David Baria isn’t running the moderate Democratic playbook.
Across the South, an array of Democrats running for offices tout conservative credentials on key issues and distance themselves from the national party and its leadership.
Baria isn’t doing that in his campaign to win the chance to take on incumbent U.S. Sen. Roger Wicker, a Republican.
“I reject labels so I’m going to run the type of campaign that I want to run, and I hope that people find it refreshing,” Baria said after a recent campaign stop in Tupelo. “I’m talking about the issues that I think resonate with people. I’m going to run the kind of campaign where I lay it out on the table.”
In a state that Donald Trump won with almost 58 percent of the votes, Baria says he will serve “as a hedge against the president.”
On immigration, Baria supports a “path to citizenship” for law-abiding and productive immigrants currently living in the country without legal authorization.
Tax cuts passed by the Republican congress and signed by Trump are “a payback for Republican donors,” according to Baria.
Baria support the Affordable Care Act and wants to see some kind of public insurance option, guaranteeing everyone that wants it access to a basic standard of care.

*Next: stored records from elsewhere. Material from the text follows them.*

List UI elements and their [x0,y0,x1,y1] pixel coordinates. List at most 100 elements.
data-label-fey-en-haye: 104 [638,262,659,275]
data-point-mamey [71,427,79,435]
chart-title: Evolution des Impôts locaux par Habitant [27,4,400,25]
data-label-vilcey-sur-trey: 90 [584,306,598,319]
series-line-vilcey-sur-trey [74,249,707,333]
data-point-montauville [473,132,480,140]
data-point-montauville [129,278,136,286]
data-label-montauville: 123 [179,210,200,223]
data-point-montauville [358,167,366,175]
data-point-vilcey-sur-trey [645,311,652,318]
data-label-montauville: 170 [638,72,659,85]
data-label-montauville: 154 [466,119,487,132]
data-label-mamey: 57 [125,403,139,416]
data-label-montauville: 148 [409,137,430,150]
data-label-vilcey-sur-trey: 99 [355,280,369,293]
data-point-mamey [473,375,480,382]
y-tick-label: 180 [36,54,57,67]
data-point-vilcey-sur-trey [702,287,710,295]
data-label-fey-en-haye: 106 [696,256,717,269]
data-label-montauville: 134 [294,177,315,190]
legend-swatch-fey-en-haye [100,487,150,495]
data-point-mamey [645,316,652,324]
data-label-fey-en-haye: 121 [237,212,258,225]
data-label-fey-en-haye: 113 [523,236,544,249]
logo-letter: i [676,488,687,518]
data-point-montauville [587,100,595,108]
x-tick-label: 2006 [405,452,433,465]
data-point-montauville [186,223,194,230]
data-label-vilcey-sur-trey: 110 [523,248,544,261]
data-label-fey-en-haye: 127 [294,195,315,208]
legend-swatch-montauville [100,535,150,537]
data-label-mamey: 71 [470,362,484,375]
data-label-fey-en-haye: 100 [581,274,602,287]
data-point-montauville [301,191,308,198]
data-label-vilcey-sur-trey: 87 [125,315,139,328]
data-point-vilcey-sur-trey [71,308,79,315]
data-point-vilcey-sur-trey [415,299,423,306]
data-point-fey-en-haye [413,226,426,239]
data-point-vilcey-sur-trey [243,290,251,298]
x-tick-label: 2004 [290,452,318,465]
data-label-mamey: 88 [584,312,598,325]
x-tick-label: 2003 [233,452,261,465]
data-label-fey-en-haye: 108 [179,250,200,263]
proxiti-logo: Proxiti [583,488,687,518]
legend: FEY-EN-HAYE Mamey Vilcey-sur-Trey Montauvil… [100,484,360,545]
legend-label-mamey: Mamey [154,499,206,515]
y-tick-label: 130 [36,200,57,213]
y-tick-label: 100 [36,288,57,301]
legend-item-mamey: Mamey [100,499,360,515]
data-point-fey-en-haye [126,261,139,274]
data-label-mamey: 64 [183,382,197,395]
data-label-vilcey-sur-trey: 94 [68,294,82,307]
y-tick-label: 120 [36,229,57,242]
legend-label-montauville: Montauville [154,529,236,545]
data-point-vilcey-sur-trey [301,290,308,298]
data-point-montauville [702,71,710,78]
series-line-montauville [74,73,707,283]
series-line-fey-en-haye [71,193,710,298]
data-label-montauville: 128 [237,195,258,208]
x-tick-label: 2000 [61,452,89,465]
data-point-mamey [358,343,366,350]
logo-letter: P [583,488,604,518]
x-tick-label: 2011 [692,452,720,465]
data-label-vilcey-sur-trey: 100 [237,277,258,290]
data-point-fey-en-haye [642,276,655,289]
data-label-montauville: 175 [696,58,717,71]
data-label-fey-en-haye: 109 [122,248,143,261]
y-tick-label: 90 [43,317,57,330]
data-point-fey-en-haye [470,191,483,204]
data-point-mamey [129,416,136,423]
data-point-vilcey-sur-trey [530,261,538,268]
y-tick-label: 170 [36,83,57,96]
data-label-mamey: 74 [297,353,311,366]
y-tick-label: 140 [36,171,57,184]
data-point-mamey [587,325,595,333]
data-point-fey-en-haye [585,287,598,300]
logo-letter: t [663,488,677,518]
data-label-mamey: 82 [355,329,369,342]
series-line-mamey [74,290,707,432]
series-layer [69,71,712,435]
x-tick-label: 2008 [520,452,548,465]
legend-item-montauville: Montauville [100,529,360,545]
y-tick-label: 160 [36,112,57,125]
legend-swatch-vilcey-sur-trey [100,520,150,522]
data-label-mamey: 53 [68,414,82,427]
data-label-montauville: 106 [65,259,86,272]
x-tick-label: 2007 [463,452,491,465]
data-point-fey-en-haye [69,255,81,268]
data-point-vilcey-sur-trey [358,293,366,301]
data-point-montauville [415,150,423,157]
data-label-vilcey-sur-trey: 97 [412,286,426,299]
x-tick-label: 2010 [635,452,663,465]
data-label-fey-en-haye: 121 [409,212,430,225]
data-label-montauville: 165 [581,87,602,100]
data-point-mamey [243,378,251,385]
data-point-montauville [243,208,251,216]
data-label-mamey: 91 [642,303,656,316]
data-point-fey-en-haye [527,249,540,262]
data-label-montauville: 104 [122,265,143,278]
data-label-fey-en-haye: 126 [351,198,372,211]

If he’s the Democratic nominee, Baria isn’t counting on a campaign strategy designed to capture significant Republican crossover votes. Instead, he believes Democratic enthusiasm will outpace GOP presence at the voting booth while also suggesting that the most conservative voters may not cast a ballot for Wicker at all.
“We see this level of enthusiasm across the country that the Democrats haven’t had in a while,” Baria said. “I think there is an enthusiasm gap that for once in my lifetime is on our side.”
A member of the state House of Representatives from the Gulf Coast, where he leads the Democratic caucus, Baria, an attorney, faces entrepreneur and first-time candidate Howard Sherman in a Democratic runoff election Tuesday.
Baria has served in both chambers of the state legislature with about a decade of experience at the state capitol.
Campaign material from the candidate foreground his positions on so-called kitchen table issues like jobs, education and infrastructure.
And even as he’s steered a course that’s liberal by Mississippi standards, he’s quick to emphasize nuance and to insist, as he did at his last appearance in Tupelo, that he’s “not a socialist” not on the “far left.”
“I don’t talk in sound bytes,” Baria said. “I’m not going to govern in sound bites.”
For example, on healthcare, he supports shoring up the ACA but said he doesn’t support a single-payer system where the central government pays for healthcare and eliminates private insurance.
If people want to buy private insurance that exceeds the provisions of a public option, he’s fine with that.
On federal marijuana policy, Baria said he supports legalization of medical marijuana, but was uncertain on where he falls beyond that.
“I am probably going to be in favor of decriminalizing marijuana,” Baria said. “What that means, I’m still sorting out. I’m not there yet on full legalization.”
On immigration, he rejects Trump’s call for a wall and opposes child separation policies at the border but says some combination of fences, surveillance and security is needed.
He won’t have to worry about navigating these ideological currents if he can’t prevail over Sherman on Tuesday. The California native who has only been a fulltime resident of the state about two years won the most votes during the initial runoff race earlier this month, but only narrowly so.
Baria has gone after his opponent, branding Sherman a “California Republican” and citing his history of donations to Republican candidates and Republican party registration in California.
“I’m the best candidate to beat Roger Wicker,” Baria told Lee County Democrats about a week ago. “This is a test for us as Democrats.”
Tuesday’s primary race is open to registered voters who voted in the Democratic primary on June 5 as well as to voters who did not cast a ballot at all that day. Voters who participated in the June 5 Republican primary are ineligible to vote in the Democratic runoff this coming Tuesday.